The kids loved this spot and retreated there with popsicles and with friends. Then our neighbor asked that we cut back one of the branches that reached towards her house. And there was another branch stretching towards the street. The tree lost its protective feeling, but my kids moved on; they asked if they could have a rope swing now that there weren’t so many branches. Again, they went with the flow and looked for opportunity. And they got it, after pestering their dad again.
I am able to see the lesson, through writing this, of my kids’ forward thinking. Yes, they miss things that they’re attached to, sometimes dramatically so, but they move on more quickly. I’m trying to get better at recognizing that we can mourn our losses and also be open to new possibilities.

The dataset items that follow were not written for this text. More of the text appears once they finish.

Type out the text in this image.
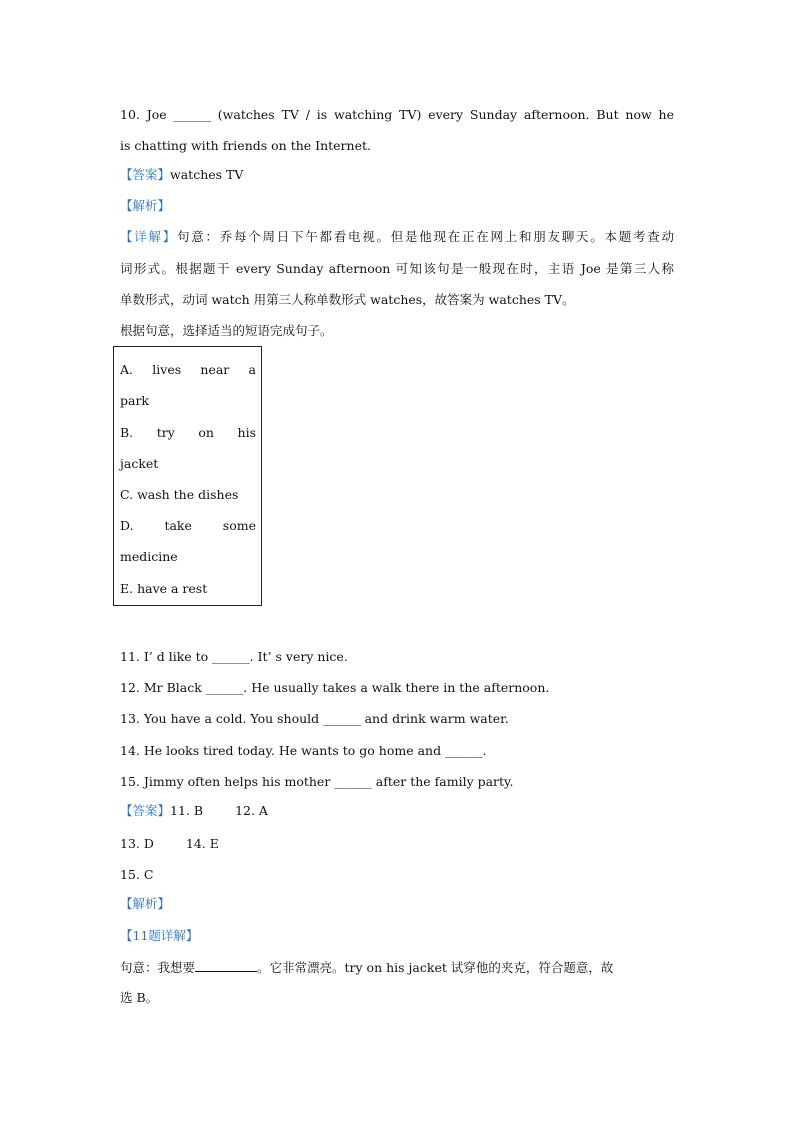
10. Joe ______ (watches TV / is watching TV) every Sunday afternoon. But now he
is chatting with friends on the Internet.
【答案】watches TV
【解析】
【详解】句意：乔每个周日下午都看电视。但是他现在正在网上和朋友聊天。本题考查动
词形式。根据题干 every Sunday afternoon 可知该句是一般现在时，主语 Joe 是第三人称
单数形式，动词 watch 用第三人称单数形式 watches，故答案为 watches TV。
根据句意，选择适当的短语完成句子。
A.  lives  near  a
park
B.   try   on   his
jacket
C. wash the dishes
D.    take    some
medicine
E. have a rest
11. I’ d like to ______. It’ s very nice.
12. Mr Black ______. He usually takes a walk there in the afternoon.
13. You have a cold. You should ______ and drink warm water.
14. He looks tired today. He wants to go home and ______.
15. Jimmy often helps his mother ______ after the family party.
【答案】11. B	12. A
13. D	14. E
15. C
【解析】
【11题详解】
句意：我想要	。它非常漂亮。try on his jacket 试穿他的夹克，符合题意，故
选 B。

This spring, my younger daughter brought home a fir tree seedling, which every fourth grader in her school received. It sat in its long plastic bag in our fridge for about two weeks then my husband and my daughter planted the seedling in the rain, just as the apple tree had come down in the rain. Only this rain was lighter. More of a drizzle. They planted the seedling right below the spot where the apple tree once grew.
I’m not really sure how the fir tree will look there because, remember, I don’t visualize well. If I’d been outside when the tree was planted, I might have argued against that space. I might have been protective and not wanted a tree there that wasn’t another apple tree, a more true replacement. Luckily, I was not part of the planting because having that skinny seedling there has challenged me to accept loss and move towards growth. It hasn’t been easy. Part of me wants to sneak out and dig up that tiny piece of tree and move it before the roots attach, but I know that wouldn’t be the right thing to do.
Last night, my daughter ran out in her pjs to water the tree before bed. She was attentive and nurturing in a way that was so sweet that it made my resistance give way a little. I may never love this new tree, but focusing on its growth feels like an opportunity and right now I’m all about seizing opportunities.